Besonders offensichtlich wird diese Ungleichheit bei der Frage, wie Betroffene ihre eigene Gesundheit einschätzen. Janßen beruft sich dafür auf den »Gesundheitsreport Bayern« von 2014, wonach 74,7 Prozent der mittleren und 86,1 Prozent der höheren Bildungsgruppe ihre Verfassung als »sehr gut oder gut« bewerten. Bei Menschen, die einer unteren Bildungsgruppe zuzuordnen sind, waren es hingegen bloß 61,4 Prozent.

Tatsächlich ist das kein Zufall. Durch ihr geringeres Einkommen leben die Betroffenen meist in »ungesunden Wohnverhältnissen«, ernähren sich schlechter und haben einen schlechteren Zugang zur medizinischen Versorgung. Ein Problem mit Folgen, denn diese Gruppe ist überdurchschnittlich häufig von den großen Volkskrankheiten betroffen. Laut einer Untersuchung des Robert-Koch-Instituts (RKI) aus dem Jahr 2012 sind typische Erkrankungen wie Herzinfarkte, Schlaganfälle, Typ-2-Diabetes, Bluthochdruck sowie erhöhte Blutfett- und Cholesterinwerte bei Menschen signifikant öfter anzutreffen, wenn diese eine »eher geringe Bildung, einen eher geringeren beruflichen Status und ein eher geringeres Einkommen« aufweisen.

Trotz ihres erhöhten Risikos profitieren die Betroffenen auch weniger von den verfügbaren Präventionsangeboten. Menschen aus sozial schwachen Gruppen sind zwar kränker und mehr auf ärztliche Behandlung angewiesen, aber dieses Angebot nutzen sie aus verschiedenen Gründen nicht in dem Maße, wie es erforderlich wäre.

Auch Kinder sind davor nicht gefeit: Bei einem entsprechenden sozialen Hintergrund nehmen sie viel seltener an den kostenlosen Vorsorgeuntersuchungen beim Kinderarzt teil, obwohl sie mehr Auffälligkeiten zeigen. Für Janßen ist das eine »Entwicklung, die in die falsche Richtung läuft«. Er sieht vor allem bei den präventiven Angeboten einen großen Handlungsbedarf. »Die Prävention erreicht nicht die Menschen, die sie am dringendsten benötigen, und vergrößert im Moment eher die Ungleichheit«, sagte er dem »nd«. Um das zu ändern, sollten die Angebote »niederschwelliger und aufsuchend« gestaltet werden. Dazu müssten Informationen stets an die Zielgruppe angepasst werden, da Menschen mit einem niedrigen Bildungsstand zum Beispiel nicht mit einer normalen Informationsbroschüre erreicht werden.

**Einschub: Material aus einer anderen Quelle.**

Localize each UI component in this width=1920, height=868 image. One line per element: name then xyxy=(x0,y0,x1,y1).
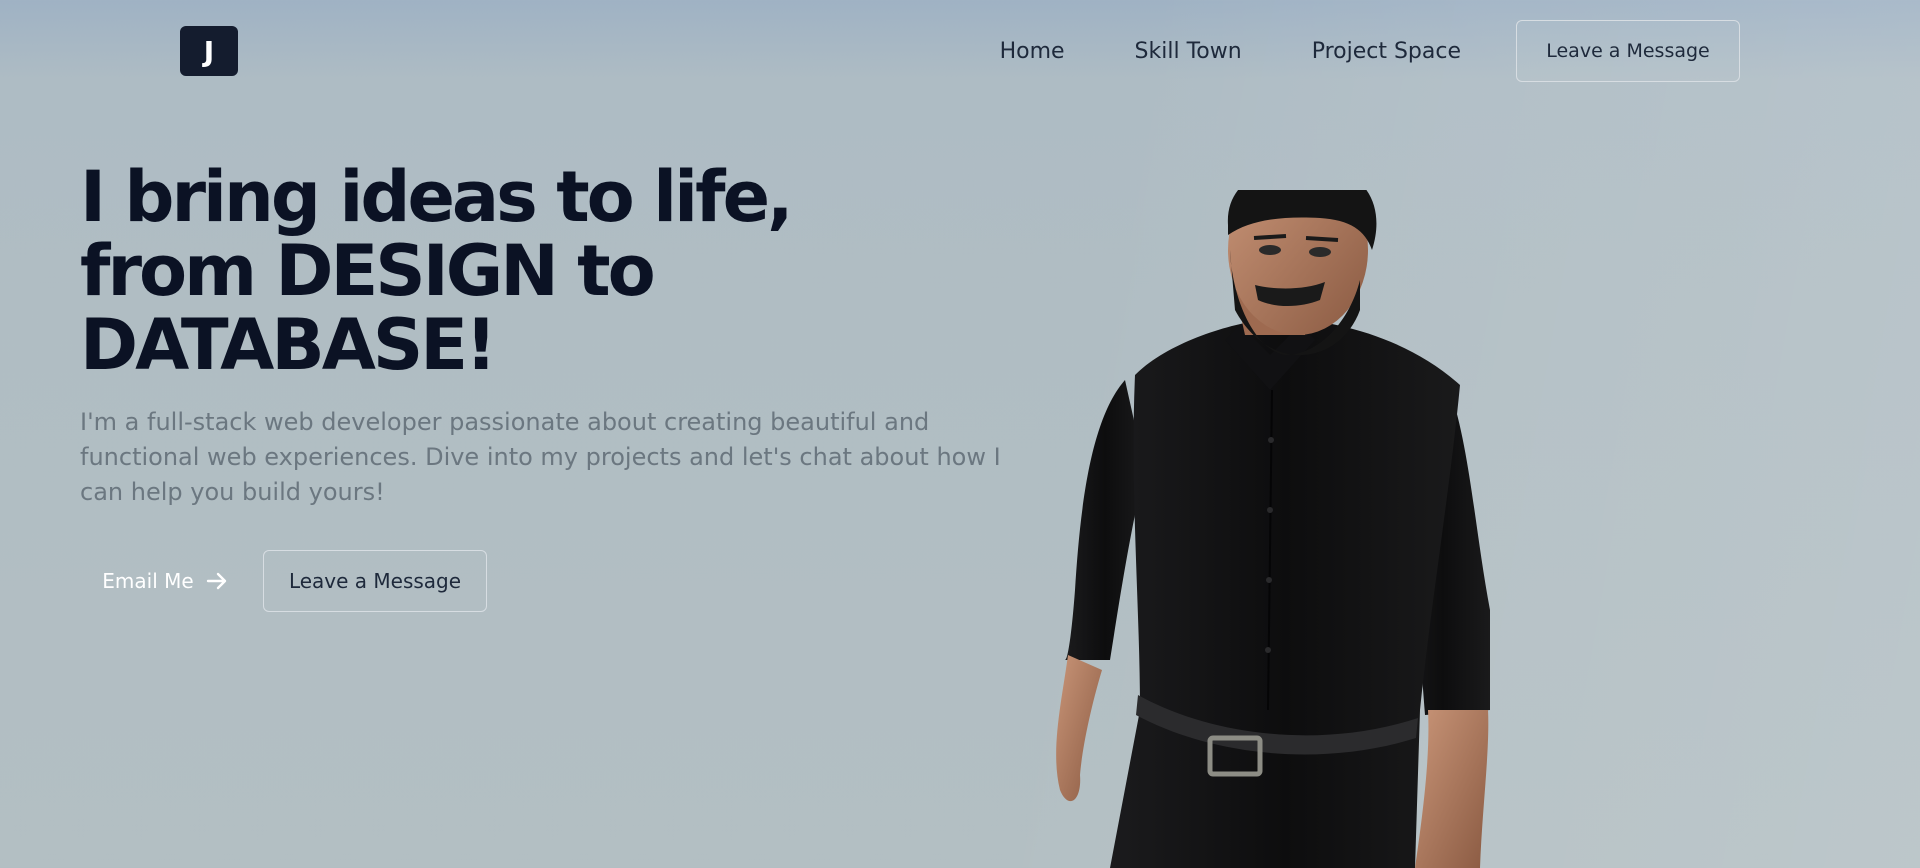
avatar-3d xyxy=(1020,164,1520,868)
logo[interactable]: J xyxy=(180,26,238,76)
logo-letter: J xyxy=(203,34,215,68)
hero-title-line-1: I bring ideas to life, xyxy=(80,156,794,238)
hero-title: I bring ideas to life, from DESIGN to DA… xyxy=(80,160,840,382)
nav-leave-message-button[interactable]: Leave a Message xyxy=(1516,20,1740,82)
hero-title-line-2: from DESIGN to xyxy=(80,230,656,312)
nav-skill-town[interactable]: Skill Town xyxy=(1135,39,1242,64)
leave-message-button[interactable]: Leave a Message xyxy=(263,550,487,612)
nav-home[interactable]: Home xyxy=(1000,39,1065,64)
hero-title-line-3: DATABASE! xyxy=(80,304,497,386)
email-me-button[interactable]: Email Me xyxy=(80,550,250,612)
nav-project-space[interactable]: Project Space xyxy=(1312,39,1461,64)
arrow-right-icon xyxy=(206,571,228,591)
main-nav: Home Skill Town Project Space Leave a Me… xyxy=(1000,20,1740,82)
hero-subtitle: I'm a full-stack web developer passionat… xyxy=(80,408,1001,506)
email-me-label: Email Me xyxy=(102,569,194,593)
cta-row: Email Me Leave a Message xyxy=(80,550,487,612)
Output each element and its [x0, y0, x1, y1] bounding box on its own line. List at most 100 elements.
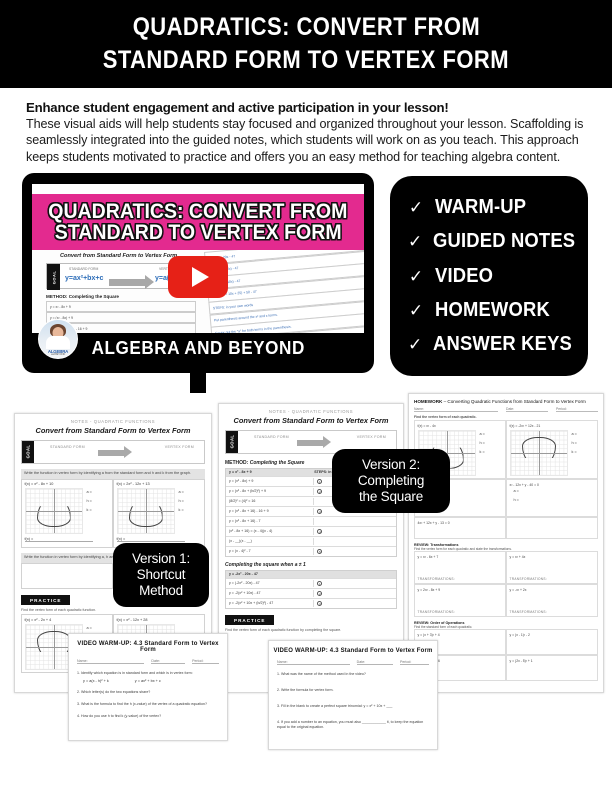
homework-eq: f(x) = -2x² + 12x - 21: [509, 423, 541, 428]
play-icon[interactable]: [168, 256, 228, 299]
slide-goal-tab: GOAL: [47, 264, 60, 291]
checklist-item-guided-notes: ✓ GUIDED NOTES: [408, 230, 578, 253]
check-icon: ✓: [408, 232, 423, 252]
play-triangle-icon: [192, 267, 209, 288]
v2-step-expr: y = (x² - 8x + 16) - 16 + 9: [226, 507, 315, 515]
version1-line1: Version 1:: [131, 551, 191, 567]
homework-title: HOMEWORK – Converting Quadratic Function…: [414, 399, 598, 404]
feature-checklist: ✓ WARM-UP ✓ GUIDED NOTES ✓ VIDEO ✓ HOMEW…: [390, 176, 588, 377]
checklist-label: ANSWER KEYS: [433, 333, 573, 356]
field-date[interactable]: Date:: [356, 660, 393, 666]
homework-cell: 4x² + 12x + y - 13 = 0: [414, 517, 506, 540]
review1-grid: y = x² - 6x + 7 TRANSFORMATIONS: y = x² …: [414, 551, 598, 618]
field-period[interactable]: Period:: [556, 407, 598, 413]
v1-blanks: a = h = k =: [87, 488, 92, 534]
warmup1-fields: Name: Date: Period:: [77, 659, 220, 665]
v1-practice-instruction: Find the vertex form of each quadratic f…: [21, 608, 97, 613]
warmup1-question: 1. Identify which equation is in standar…: [77, 671, 193, 676]
homework-review2: REVIEW: Order of Operations Find the sta…: [414, 621, 598, 629]
review2-grid: y = (x + 3)² + 4 y = (x - 1)² - 2 y = -(…: [414, 629, 598, 682]
v2-sub-header: y = -2x² - 20x - 47: [226, 570, 396, 578]
v2-step-num: [314, 540, 396, 543]
step-circle-icon: 3: [317, 600, 323, 606]
slide-right-table: y = -2x² - 20x - 47 y = (-2x² - 20x) - 4…: [204, 250, 364, 334]
slide-title: Convert from Standard Form to Vertex For…: [60, 253, 178, 260]
v1-graph: [24, 488, 83, 535]
page-header: QUADRATICS: CONVERT FROM STANDARD FORM T…: [0, 0, 612, 88]
middle-section: Convert from Standard Form to Vertex For…: [0, 173, 612, 394]
v1-blank-k: k =: [86, 508, 92, 513]
v2-step-expr: y = (x² - 8x + 16) - 7: [226, 517, 315, 525]
checklist-item-video: ✓ VIDEO: [408, 265, 578, 288]
checklist-item-warm-up: ✓ WARM-UP: [408, 196, 578, 219]
v1-vertex-label: VERTEX FORM: [164, 444, 194, 449]
blank-h: h =: [479, 440, 485, 445]
field-date[interactable]: Date:: [506, 407, 548, 413]
parabola-curve: [128, 506, 163, 528]
v1-instruction: Write the function in vertex form by ide…: [21, 468, 205, 479]
transformations-label: TRANSFORMATIONS:: [417, 609, 456, 614]
v1-problem-cell: [21, 562, 113, 589]
v2-vertex-label: VERTEX FORM: [356, 434, 386, 439]
v1-goal-label: GOAL: [25, 444, 31, 459]
checklist-label: HOMEWORK: [435, 298, 550, 321]
video-preview[interactable]: Convert from Standard Form to Vertex For…: [22, 173, 374, 394]
field-name[interactable]: Name:: [77, 659, 145, 665]
review1-eq: y = 2x² - 8x + 9: [417, 587, 441, 592]
homework-eq: f(x) = x² - 4x: [417, 423, 436, 428]
v2-method-label: METHOD:: [225, 459, 249, 466]
step-circle-icon: 4: [317, 528, 323, 534]
v2-title: Convert from Standard Form to Vertex For…: [233, 415, 389, 425]
checklist-item-answer-keys: ✓ ANSWER KEYS: [408, 333, 578, 356]
banner-line-2: STANDARD TO VERTEX FORM: [54, 221, 342, 245]
v1-arrow-icon: [98, 446, 133, 459]
blank-h: h =: [571, 440, 577, 445]
checklist-label: GUIDED NOTES: [433, 230, 576, 253]
v2-step-expr: (x - __)(x - __): [226, 537, 315, 545]
v2-sub-expr: y = -2(x² + 10x) - 47: [226, 589, 315, 597]
transformations-label: TRANSFORMATIONS:: [417, 576, 456, 581]
v1-blank-h: h =: [86, 499, 92, 504]
v2-sub-col1: y = -2x² - 20x - 47: [229, 572, 258, 577]
blank-k: k =: [479, 449, 485, 454]
review1-cell: y = x² + 4x TRANSFORMATIONS:: [506, 551, 598, 585]
v1-problem-cell: f(x) = 2x² - 12x + 13 a = h = k = f(x) =: [113, 478, 205, 548]
v2-sub-row: y = -2(x² + 10x) - 47 2: [226, 587, 396, 598]
v1-standard-label: STANDARD FORM: [50, 444, 85, 449]
v1-graph: [116, 488, 175, 535]
step-circle-icon: 1: [317, 478, 323, 484]
v2-sub-row: y = -2(x² + 10x + (b/2)²) - 47 3: [226, 597, 396, 608]
v2-sub-row: y = (-2x² - 20x) - 47 1: [226, 577, 396, 588]
v2-step-expr: y = (x - 4)² - 7: [226, 547, 315, 555]
v1-problem-eq: f(x) = 2x² - 12x + 13: [116, 482, 150, 487]
v2-step-expr: (8/2)² = (4)² = 16: [226, 497, 315, 505]
homework-title-bold: HOMEWORK: [414, 399, 443, 405]
field-name[interactable]: Name:: [277, 660, 350, 666]
homework-fields: Name: Date: Period:: [414, 407, 598, 413]
blank-a: a =: [513, 488, 519, 493]
warmup-sheet-2[interactable]: VIDEO WARM-UP: 4.3 Standard Form to Vert…: [268, 640, 438, 751]
v2-step-num: 4: [314, 527, 396, 535]
v1-blank-k: k =: [178, 508, 184, 513]
v1-blanks: a = h = k =: [179, 488, 184, 534]
field-period[interactable]: Period:: [399, 660, 429, 666]
field-date[interactable]: Date:: [151, 659, 186, 665]
v2-step-num: [314, 520, 396, 523]
warmup-sheet-1[interactable]: VIDEO WARM-UP: 4.3 Standard Form to Vert…: [68, 633, 228, 742]
description-body: These visual aids will help students sta…: [26, 117, 584, 164]
check-icon: ✓: [408, 266, 424, 286]
field-period[interactable]: Period:: [192, 659, 220, 665]
worksheet-previews: NOTES - QUADRATIC FUNCTIONS Convert from…: [0, 393, 612, 763]
v2-step-expr: y = (x² - 8x + (b/2)²) + 9: [226, 487, 315, 495]
warmup1-eq-right: y = ax² + bx + c: [134, 678, 161, 683]
review2-eq: y = (x - 1)² - 2: [509, 632, 530, 637]
v1-answer-line: f(x) =: [24, 537, 93, 543]
field-name[interactable]: Name:: [414, 407, 498, 413]
step-circle-icon: 2: [317, 488, 323, 494]
homework-eq: 4x² + 12x + y - 13 = 0: [417, 520, 450, 525]
v2-sub-table: y = -2x² - 20x - 47 y = (-2x² - 20x) - 4…: [225, 569, 397, 609]
description-lead: Enhance student engagement and active pa…: [26, 100, 449, 115]
v1-practice-label: PRACTICE: [21, 595, 71, 606]
v1-goal-tab: GOAL: [22, 440, 34, 463]
homework-blanks: a = h =: [514, 487, 595, 505]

Außerdem sei der Präventionsplan des bayerischen Gesundheitsministeriums unzureichend, kritisiert Janßen. Es werde schlicht nicht deutlich, wie die dortigen Ziele erreicht werden sollen. Man müsse in Zukunft klare Ziele definieren und dann alle zwei bis drei Jahre evaluieren, ob man das vorgegebene Ziel auch erreicht habe. Dies sei umso nötiger, so Janßen, als dass die Ungleichheit bei der Gesundheit längst eine »gesamtgesellschaftliche Frage« sei und mittlere Bildungsgruppen ebenfalls betreffe.